After the 2015 die-off, heavy rain the following year helped stop the event from becoming as bad as scientists worried, Fourqurean said. Since then, faster-growing shoal and manatee grasses have started growing in the beds, a good sign of recovery. What’s not clear now is what will happen to those. Shoal and manatee grass have shorter roots than turtle grass, so a hurricane can uproot them more easily.

And where the dead grass ends up matters.

“If it’s scraped from hundreds of square miles and dumped in one place, that very well could cause problems in that place that received all that grass, so we’ll need to keep an eye on that,” he said.

In the coming days, he and other scientists will be taking a closer look at seagrass beds that since Hurricane Andrew have been more closely monitored.

Fish, including the young tarpon Friedman hooked and a nearby pod of bottlenose dolphins feasting around the grass, also have reason to thank Irma. When the storm churns up so much material, it releases nutrients that provide food for the smaller inhabitants of the food chain, like spawning shrimp. So that rotten egg smell? That’s a good sign too, if it doesn’t stick around for too long, drawing shrimp, crab and pinfish that lure bonefish, permit and tarpon — the backbone of a Keys sportfishing industry valued at about $722 million a year.

Mature tarpon, which spawn offshore this time of year, will “stay on the high side of a storm,” said Jerry Ault, a fisheries biologist at the University of Miami’s Rosenstiel School of Marine and Atmospheric Science. When a storm hits, young tarpon larvae can get washed over mud banks and into out-of-reach basins.

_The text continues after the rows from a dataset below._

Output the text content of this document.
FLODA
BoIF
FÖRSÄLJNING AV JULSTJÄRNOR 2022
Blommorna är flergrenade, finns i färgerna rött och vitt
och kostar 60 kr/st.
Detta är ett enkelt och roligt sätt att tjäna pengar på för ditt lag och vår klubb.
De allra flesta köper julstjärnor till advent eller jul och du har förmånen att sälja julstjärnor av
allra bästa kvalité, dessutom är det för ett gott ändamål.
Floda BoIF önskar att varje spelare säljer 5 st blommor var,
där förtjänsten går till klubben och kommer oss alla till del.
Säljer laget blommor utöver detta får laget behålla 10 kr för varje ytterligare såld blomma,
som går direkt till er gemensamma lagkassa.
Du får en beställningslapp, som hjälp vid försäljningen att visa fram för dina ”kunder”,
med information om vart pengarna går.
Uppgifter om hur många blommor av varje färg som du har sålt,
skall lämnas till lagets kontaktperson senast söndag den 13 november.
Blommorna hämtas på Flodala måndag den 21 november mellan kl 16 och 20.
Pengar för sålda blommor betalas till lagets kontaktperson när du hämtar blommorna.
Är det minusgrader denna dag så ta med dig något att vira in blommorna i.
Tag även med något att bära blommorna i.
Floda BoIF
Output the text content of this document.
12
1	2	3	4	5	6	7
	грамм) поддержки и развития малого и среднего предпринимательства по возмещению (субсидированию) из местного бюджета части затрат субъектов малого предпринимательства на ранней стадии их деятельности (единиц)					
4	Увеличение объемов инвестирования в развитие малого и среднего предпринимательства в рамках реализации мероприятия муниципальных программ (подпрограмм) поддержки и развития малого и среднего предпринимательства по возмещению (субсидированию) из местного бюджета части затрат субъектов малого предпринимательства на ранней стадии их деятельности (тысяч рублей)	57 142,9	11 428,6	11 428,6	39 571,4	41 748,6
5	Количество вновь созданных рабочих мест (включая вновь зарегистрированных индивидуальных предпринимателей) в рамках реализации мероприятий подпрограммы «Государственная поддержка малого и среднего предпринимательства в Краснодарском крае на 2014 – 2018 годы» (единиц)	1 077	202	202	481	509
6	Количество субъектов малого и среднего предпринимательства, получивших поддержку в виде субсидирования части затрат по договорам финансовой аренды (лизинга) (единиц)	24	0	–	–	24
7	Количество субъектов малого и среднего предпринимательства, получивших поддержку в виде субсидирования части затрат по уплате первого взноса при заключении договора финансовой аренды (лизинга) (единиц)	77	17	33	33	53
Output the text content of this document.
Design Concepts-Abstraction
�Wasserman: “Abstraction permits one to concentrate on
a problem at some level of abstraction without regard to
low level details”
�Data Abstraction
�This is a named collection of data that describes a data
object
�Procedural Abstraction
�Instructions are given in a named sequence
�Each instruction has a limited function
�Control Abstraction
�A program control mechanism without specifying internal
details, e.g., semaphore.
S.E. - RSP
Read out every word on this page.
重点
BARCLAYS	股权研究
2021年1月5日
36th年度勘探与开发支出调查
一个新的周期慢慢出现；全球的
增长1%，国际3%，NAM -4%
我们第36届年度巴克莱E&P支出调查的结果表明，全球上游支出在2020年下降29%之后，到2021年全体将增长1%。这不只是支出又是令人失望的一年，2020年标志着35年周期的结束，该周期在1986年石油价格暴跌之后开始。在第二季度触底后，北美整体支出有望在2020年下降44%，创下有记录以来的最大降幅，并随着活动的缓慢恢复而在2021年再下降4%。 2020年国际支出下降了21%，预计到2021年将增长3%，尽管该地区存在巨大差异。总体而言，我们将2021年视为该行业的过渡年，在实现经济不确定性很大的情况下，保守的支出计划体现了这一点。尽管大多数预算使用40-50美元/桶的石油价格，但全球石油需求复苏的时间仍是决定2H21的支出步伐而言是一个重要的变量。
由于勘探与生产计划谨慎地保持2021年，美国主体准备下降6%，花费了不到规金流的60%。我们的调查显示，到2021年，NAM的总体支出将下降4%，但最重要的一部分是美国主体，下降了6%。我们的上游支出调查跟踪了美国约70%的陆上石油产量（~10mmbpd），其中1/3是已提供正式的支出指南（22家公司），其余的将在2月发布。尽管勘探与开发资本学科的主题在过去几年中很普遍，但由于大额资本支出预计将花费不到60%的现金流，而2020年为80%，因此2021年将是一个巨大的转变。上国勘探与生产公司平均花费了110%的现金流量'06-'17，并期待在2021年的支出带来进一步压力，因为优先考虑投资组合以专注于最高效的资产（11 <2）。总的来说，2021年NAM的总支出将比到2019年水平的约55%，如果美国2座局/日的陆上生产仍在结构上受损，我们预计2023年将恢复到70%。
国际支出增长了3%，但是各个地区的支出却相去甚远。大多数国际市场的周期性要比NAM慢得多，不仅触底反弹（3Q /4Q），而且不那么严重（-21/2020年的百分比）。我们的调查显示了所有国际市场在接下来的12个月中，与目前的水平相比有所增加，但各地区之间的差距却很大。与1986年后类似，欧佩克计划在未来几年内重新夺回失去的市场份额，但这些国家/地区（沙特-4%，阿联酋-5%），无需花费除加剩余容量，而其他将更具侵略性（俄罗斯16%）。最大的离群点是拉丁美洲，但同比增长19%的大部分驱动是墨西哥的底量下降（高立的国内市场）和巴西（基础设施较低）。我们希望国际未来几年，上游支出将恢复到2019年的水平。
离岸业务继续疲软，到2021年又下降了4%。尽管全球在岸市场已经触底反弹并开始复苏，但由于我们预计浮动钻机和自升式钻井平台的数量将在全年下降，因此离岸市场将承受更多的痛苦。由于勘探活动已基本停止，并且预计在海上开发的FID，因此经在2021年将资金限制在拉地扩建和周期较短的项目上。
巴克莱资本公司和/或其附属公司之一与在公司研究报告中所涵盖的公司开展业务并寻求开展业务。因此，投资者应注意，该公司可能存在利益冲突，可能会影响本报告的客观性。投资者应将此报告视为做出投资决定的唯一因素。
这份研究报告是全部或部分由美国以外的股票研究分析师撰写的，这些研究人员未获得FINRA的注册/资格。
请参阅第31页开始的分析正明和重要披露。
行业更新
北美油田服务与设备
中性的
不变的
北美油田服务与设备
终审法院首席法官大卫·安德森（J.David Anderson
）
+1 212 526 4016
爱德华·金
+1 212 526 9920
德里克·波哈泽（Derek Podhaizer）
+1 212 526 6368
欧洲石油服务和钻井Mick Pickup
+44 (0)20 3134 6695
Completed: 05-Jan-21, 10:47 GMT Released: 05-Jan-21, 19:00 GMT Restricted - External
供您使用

“It provides habitat they wouldn’t normally have access to and food,” he said. “They’re the kingpin feeding on it.”

And while it’s not good news for guides, a storm also dampens recreational fishing, easing the pressure on fish. Fish patterns can also change, making it harder to find them, said Audubon Florida research manager Pete Frezza, who’s also a fishing guide.

“That’s going to benefit people who spend a lot of time on the water — guides — rather than regular anglers,” he said.

So far, it also looks like nesting islands for wading birds, including Sandy, Tern and Frank keys, which had been stripped by Hurricane Wilma in 2005, did fine during Irma, Frezza said.

“The birds are very well adapted to hunker down in the mangroves,” he said.

There’s another potential boon. Near Rabbit Key, Friedman and Davis found a “rogue tree:” a clump of red mangrove ripped free by the storm and floating on a boat-sized ball of buoyant peat. The week before, Frezza also encountered two other rogues. If they’re lucky, the trees will wash onto a flat, take root and survive to become new homes to birds and fish.

“We got hit with a sucker punch, but we’re at the ready,” Friedman said. “We know we can find fish. We just have to find beds.”